Input: ([[0,2],[3,2],[6,2]],)

Expected Output: (2, [[1, 2], [4, 5]])

Explanation: Intervals [-2,2], [1,5], [4,8]. First two overlap on [1,2] (count 2); last two overlap on [4,5] (count 2). Max is 2 on those two closed segments.

Input: ([[5,3]],)

Expected Output: (1, [[2, 8]])

Explanation: Single lamp covers [2,8] with count 1 everywhere inside it.

Input: ([[0,1],[0,1],[0,1]],)

Expected Output: (3, [[-1, 1]])

Explanation: Three identical intervals [-1,1] stack to count 3 across the whole shared segment.

Input: ([[0,1],[10,1]],)

Expected Output: (1, [[-1, 1], [9, 11]])

Explanation: Two disjoint lamps; max count is 1 achieved separately on each interval.

Input: ([[0,5],[1,1],[8,1]],)

Expected Output: (2, [[0, 2]])

Explanation: Intervals [-5,5], [0,2], [7,9]. The big lamp and the small lamp at 1 overlap on [0,2] (count 2); the lamp at 8 only overlaps nothing else, so the unique max segment is [0,2].

Input: ([[-3,2],[2,3]],)

Expected Output: (2, [[-1, -1]])

Explanation: Intervals [-5,-1] and [-1,5] touch only at the single closed point -1, where both count, giving a degenerate max segment [-1,-1].

Hints

  1. Convert each lamp into the closed interval [x - r, x + r]. The coverage at a point p is (number of intervals whose left endpoint <= p) minus (number whose right endpoint < p) — two binary searches over sorted endpoint arrays.
  2. Coverage is a step function that only changes at the 2N endpoint coordinates.
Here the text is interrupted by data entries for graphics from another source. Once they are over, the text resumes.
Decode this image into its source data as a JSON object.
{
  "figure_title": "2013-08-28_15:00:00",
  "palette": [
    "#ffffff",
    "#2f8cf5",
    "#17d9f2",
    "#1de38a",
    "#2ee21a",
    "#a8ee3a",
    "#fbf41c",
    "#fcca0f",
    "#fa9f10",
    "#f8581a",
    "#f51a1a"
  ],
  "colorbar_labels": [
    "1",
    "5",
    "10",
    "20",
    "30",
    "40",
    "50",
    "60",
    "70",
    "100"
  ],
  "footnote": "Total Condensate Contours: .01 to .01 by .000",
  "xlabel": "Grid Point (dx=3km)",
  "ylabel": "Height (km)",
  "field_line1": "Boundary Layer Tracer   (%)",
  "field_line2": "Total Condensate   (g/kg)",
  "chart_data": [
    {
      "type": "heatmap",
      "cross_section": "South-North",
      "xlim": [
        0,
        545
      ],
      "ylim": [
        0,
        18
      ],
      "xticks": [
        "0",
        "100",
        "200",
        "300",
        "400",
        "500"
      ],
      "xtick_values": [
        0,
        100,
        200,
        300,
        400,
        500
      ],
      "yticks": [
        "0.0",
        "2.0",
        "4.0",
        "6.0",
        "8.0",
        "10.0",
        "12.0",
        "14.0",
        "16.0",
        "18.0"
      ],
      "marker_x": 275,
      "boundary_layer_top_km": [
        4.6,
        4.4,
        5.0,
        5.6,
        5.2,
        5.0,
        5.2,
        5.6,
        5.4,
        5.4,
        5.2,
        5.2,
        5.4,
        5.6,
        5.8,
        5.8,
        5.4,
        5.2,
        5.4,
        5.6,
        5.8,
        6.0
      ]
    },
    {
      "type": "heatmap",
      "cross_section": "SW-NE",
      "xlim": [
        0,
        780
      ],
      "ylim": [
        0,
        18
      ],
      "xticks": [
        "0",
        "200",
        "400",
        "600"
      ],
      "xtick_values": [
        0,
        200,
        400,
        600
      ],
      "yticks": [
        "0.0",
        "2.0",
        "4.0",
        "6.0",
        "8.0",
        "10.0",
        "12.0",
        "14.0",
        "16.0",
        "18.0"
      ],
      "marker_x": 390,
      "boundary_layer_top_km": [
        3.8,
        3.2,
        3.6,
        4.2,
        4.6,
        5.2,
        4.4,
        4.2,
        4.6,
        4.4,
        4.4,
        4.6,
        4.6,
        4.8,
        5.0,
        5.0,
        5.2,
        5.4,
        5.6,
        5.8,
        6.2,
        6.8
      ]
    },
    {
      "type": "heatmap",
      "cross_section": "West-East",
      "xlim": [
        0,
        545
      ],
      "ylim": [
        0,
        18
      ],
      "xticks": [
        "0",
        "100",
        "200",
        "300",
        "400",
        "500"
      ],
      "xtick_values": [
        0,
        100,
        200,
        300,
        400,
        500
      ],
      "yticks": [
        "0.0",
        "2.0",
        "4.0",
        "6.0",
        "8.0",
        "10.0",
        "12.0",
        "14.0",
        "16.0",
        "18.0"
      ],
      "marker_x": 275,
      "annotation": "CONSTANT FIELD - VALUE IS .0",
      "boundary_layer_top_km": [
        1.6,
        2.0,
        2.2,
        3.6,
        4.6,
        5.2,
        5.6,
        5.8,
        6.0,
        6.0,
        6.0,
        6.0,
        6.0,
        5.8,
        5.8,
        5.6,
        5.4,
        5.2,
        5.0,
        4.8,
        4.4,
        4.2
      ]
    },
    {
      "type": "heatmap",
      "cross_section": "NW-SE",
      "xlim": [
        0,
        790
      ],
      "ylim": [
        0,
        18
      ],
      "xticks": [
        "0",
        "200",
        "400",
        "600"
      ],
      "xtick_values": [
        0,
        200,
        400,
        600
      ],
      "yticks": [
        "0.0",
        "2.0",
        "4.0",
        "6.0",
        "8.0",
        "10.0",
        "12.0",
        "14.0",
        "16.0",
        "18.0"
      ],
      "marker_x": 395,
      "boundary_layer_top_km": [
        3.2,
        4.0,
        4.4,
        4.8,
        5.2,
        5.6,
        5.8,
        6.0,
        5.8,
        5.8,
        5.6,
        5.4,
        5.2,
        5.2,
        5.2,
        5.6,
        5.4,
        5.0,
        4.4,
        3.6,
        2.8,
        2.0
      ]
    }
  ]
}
The maximum is achieved on a union of closed regions whose boundaries are these critical coordinates.
  3. Sweep the sorted distinct critical coordinates. Evaluate coverage both AT each critical point and ON the open gap to its right; record every region whose coverage equals the global maximum, then merge adjacent max regions into maximal closed segments.
  4. Because intervals are closed, a coordinate where one interval starts and another ends still counts both — process start (+1) events before end (-1) events at equal coordinates.
  5. Follow-up: for OPEN intervals the endpoints stop counting, so max segments become open; for integer-only coordinates you only need to compare coverage at integer points.